Oscar Bessi

Entre a Onda e o Abraço: quem guarda o verão

É preciso reconhecer o guarda-vidas como um pilar indiscutível da segurança pública e do turismo responsável. Valorizar esses profissionais é investir em vidas preservadas, em férias que terminam com boas lembranças e em comunidades mais conscientes.
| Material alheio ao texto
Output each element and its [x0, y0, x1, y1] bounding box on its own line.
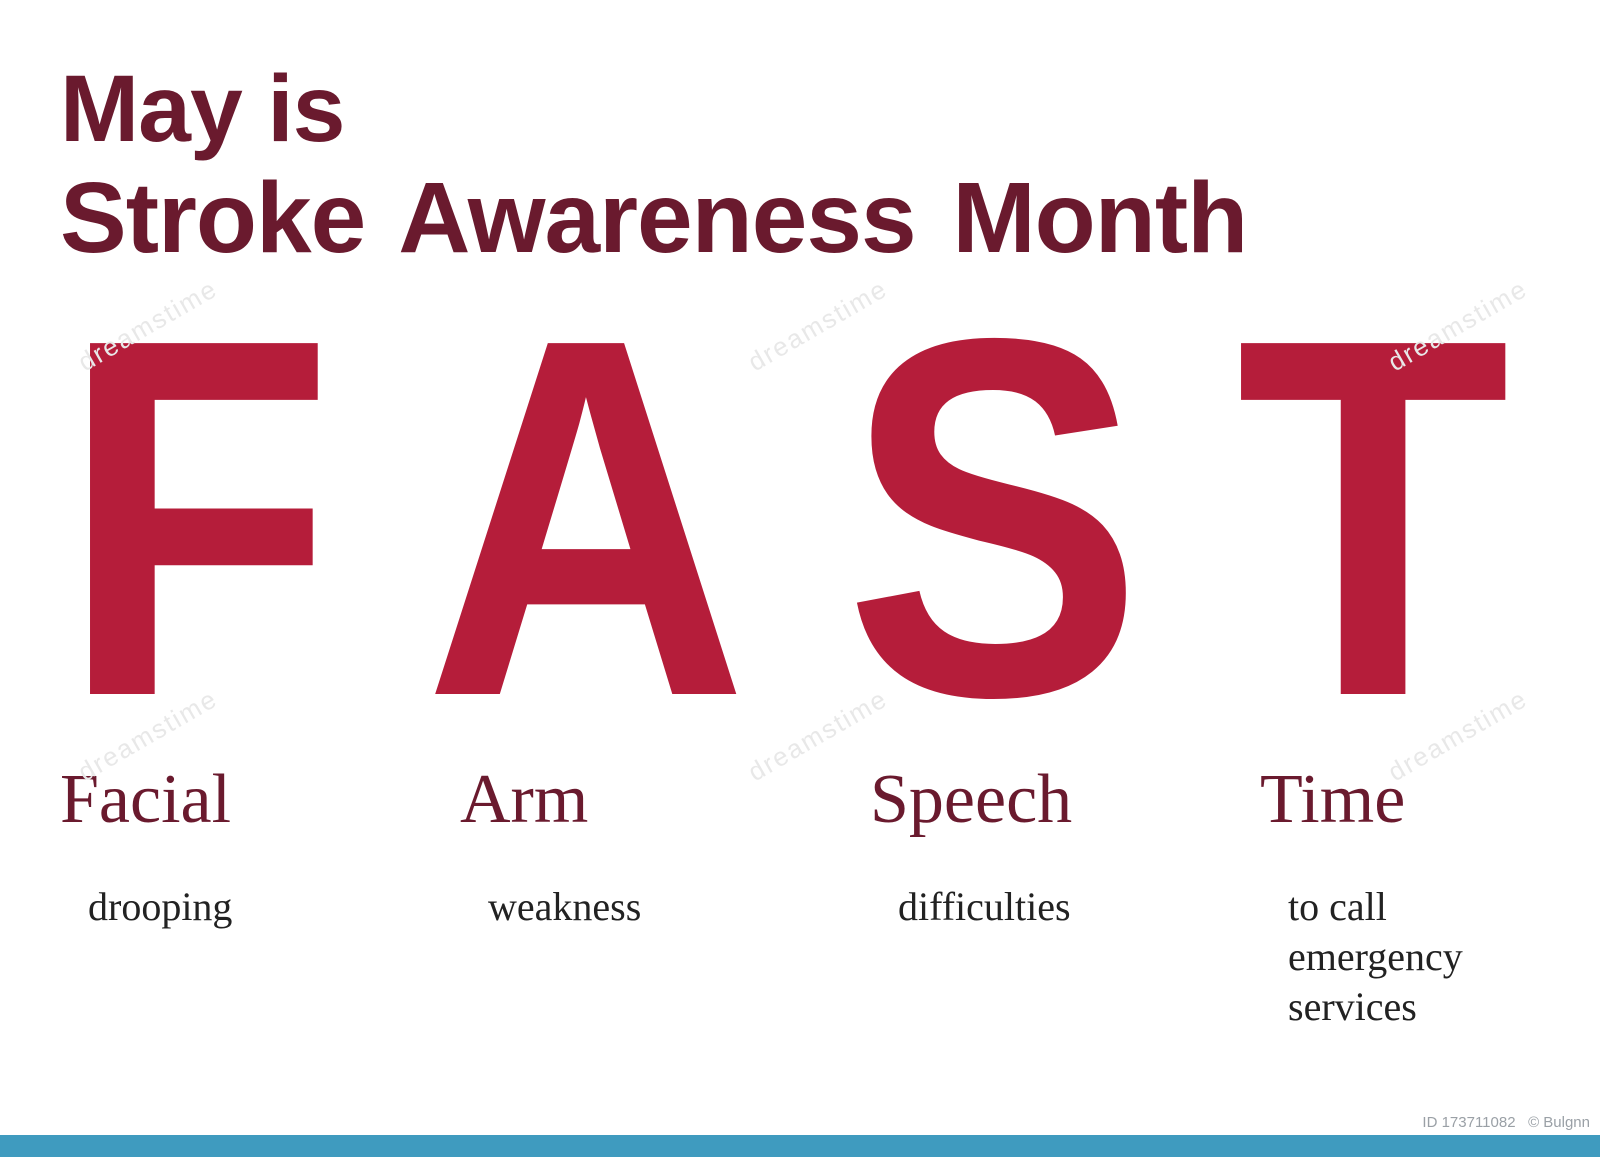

Guarda-vidas receberam treinamento técnico e físico específicos para a função - Foto: Ascom SSP-RS
Guarda-vidas receberam treinamento técnico e físico específicos para a função - Foto: Ascom SSP-RS Foto : Ascom SSP-RS

O Dia Nacional do Guarda-Vidas, celebrado no último 28 de dezembro, chega sempre às vésperas do período mais intenso de trabalho desses profissionais que transformaram a vigilância silenciosa em missão de vida. No Rio Grande do Sul, onde o litoral se estende por mais de 600 quilômetros e as praias de água doce e salgada se multiplicam no verão, o guarda-vidas é muito mais do que um observador atento à beira-mar: é a diferença concreta entre o lazer e a tragédia, o prazer e a tensão, entre o descanso e o luto. Enquanto famílias estendem toalhas, armam guarda-sóis e se entregam ao merecido relaxamento das férias, homens e mulheres vestem o vermelho da responsabilidade e assumem a tarefa de proteger vidas, muitas vezes de forma anônima e discreta.

Os números ajudam a dimensionar essa importância. No Rio Grande do Sul se mobiliza, a cada temporada de veraneio, milhares de guarda-vidas militares e civis temporários, distribuídos pelo litoral norte e sul, lagoas, rios e balneários interiores. São centenas de salvamentos realizados a cada ano, milhares de ações preventivas, orientações e intervenções para evitar que acidentes se concretizem. Estudos e relatórios operacionais mostram que a presença do guarda-vidas reduz drasticamente o número de afogamentos em áreas balizadas, reforçando um dado essencial: prevenção salva mais do que resgates heroicos. O apito que incomoda, a bandeira que alerta e a orientação firme são, na maioria das vezes, o verdadeiro salvamento.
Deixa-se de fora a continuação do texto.